Integration into a new culture requires more than just learning the language, as we all know. One must also learn the ways, las maneras, of the new people. Learn the ways of the natives and you can move fluidly among them. Learn the culture, and you can interact more easily with others and be part of an integrated society. And that’s ideal: an integrated society where people of all different maneras can come together and celebrate themselves and each other.
Not to say that getting to this promised land is easy. Moving between cultures is a bit of a minefield, isn’t it? It’s important to learn to avoid some sticky situations by being able to predict how a certain action will play out in a particular context. For example, perhaps I wouldn’t have been the recipient of the swift chancletazo of justice had I not spoken to my mother in the same way some of my non-Latino friends spoke to theirs. What I thought was an attempt to loosen up our relationship was viewed as disrespect for the Mami. And we all know, one cannot disrespect the Mami.
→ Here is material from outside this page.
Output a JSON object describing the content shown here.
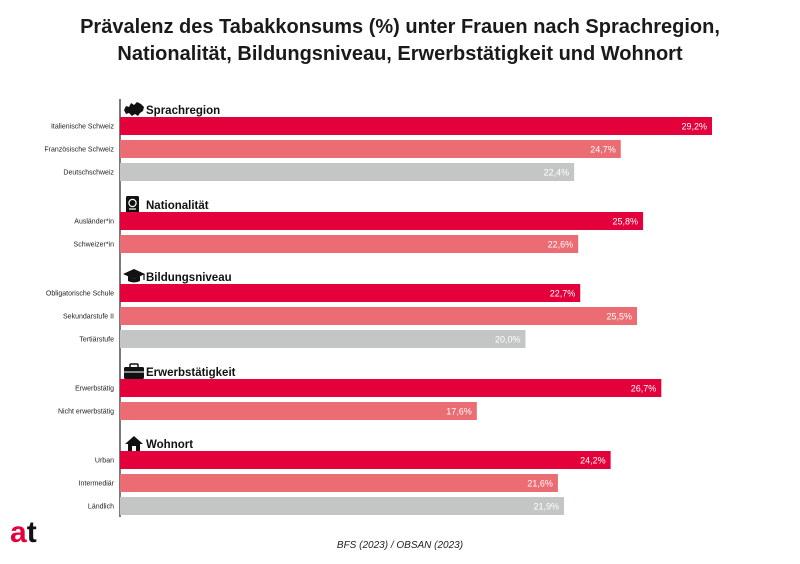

Imagine seizing the Latino teaching moment by giving out some knowledge nuggets. I wish I could have done that when I was teased for kissing my fingers after crossing myself. No need to feel embarrassed! Tell them: lots of people all over Latin America do it this way. Mi barrio international.
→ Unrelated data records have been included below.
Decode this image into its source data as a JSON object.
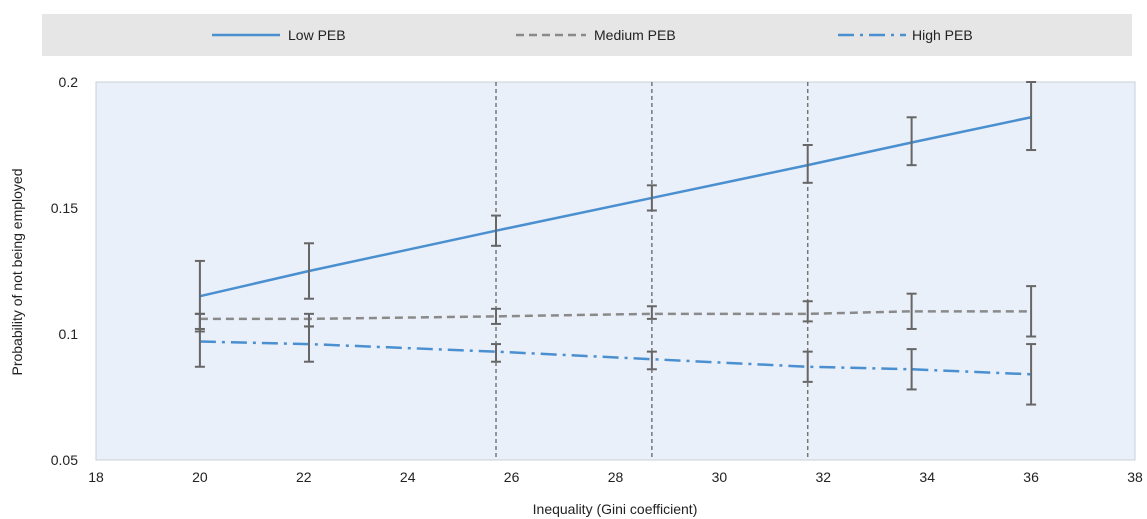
{
  "chart_data": {
    "type": "line",
    "xlabel": "Inequality (Gini coefficient)",
    "ylabel": "Probability of not being employed",
    "xlim": [
      18,
      38
    ],
    "ylim": [
      0.05,
      0.2
    ],
    "x_ticks": [
      "18",
      "20",
      "22",
      "24",
      "26",
      "28",
      "30",
      "32",
      "34",
      "36",
      "38"
    ],
    "y_ticks": [
      "0.05",
      "0.1",
      "0.15",
      "0.2"
    ],
    "grid": false,
    "legend_position": "top",
    "reference_lines_x": [
      25.7,
      28.7,
      31.7
    ],
    "x": [
      20,
      22.1,
      25.7,
      28.7,
      31.7,
      33.7,
      36
    ],
    "series": [
      {
        "name": "Low PEB",
        "style": "solid",
        "color": "#4a8fd0",
        "values": [
          0.115,
          0.125,
          0.141,
          0.154,
          0.167,
          0.176,
          0.186
        ],
        "err_low": [
          0.101,
          0.114,
          0.135,
          0.149,
          0.16,
          0.167,
          0.173
        ],
        "err_high": [
          0.129,
          0.136,
          0.147,
          0.159,
          0.175,
          0.186,
          0.2
        ]
      },
      {
        "name": "Medium PEB",
        "style": "dashed",
        "color": "#8a8a8a",
        "values": [
          0.106,
          0.106,
          0.107,
          0.108,
          0.108,
          0.109,
          0.109
        ],
        "err_low": [
          0.102,
          0.103,
          0.104,
          0.106,
          0.105,
          0.102,
          0.099
        ],
        "err_high": [
          0.108,
          0.108,
          0.11,
          0.111,
          0.113,
          0.116,
          0.119
        ]
      },
      {
        "name": "High PEB",
        "style": "dashdot",
        "color": "#4a8fd0",
        "values": [
          0.097,
          0.096,
          0.093,
          0.09,
          0.087,
          0.086,
          0.084
        ],
        "err_low": [
          0.087,
          0.089,
          0.089,
          0.086,
          0.081,
          0.078,
          0.072
        ],
        "err_high": [
          0.108,
          0.103,
          0.096,
          0.093,
          0.093,
          0.094,
          0.096
        ]
      }
    ]
  }
}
What a great mosaic! I should have been proud that el Veeks was my mother’s favorite medicine. I was not alone. I should have shared the treasured knowledge of the great Vapo-rub. Just as I delighted in that lovely custom that my friends had of collecting wages from their parents in the form of allowances. I was all too happy to integrate into that particular U.S. tradition. “Que allowances ni que nada” my father explained when I first approached him with the idea. Eventually, he got to meet other parents who had already been tricked into this “wage for being children” program and he too slipped into this part of the society. Lucrative integration of cultures for me.
This is why multi-culturalism is so important and beneficial for the society as a whole! Among different communities and between social classes, sharing the wealth of our shared human experience enriches us all. When in Rome, do as the Romans, but add a little salsa!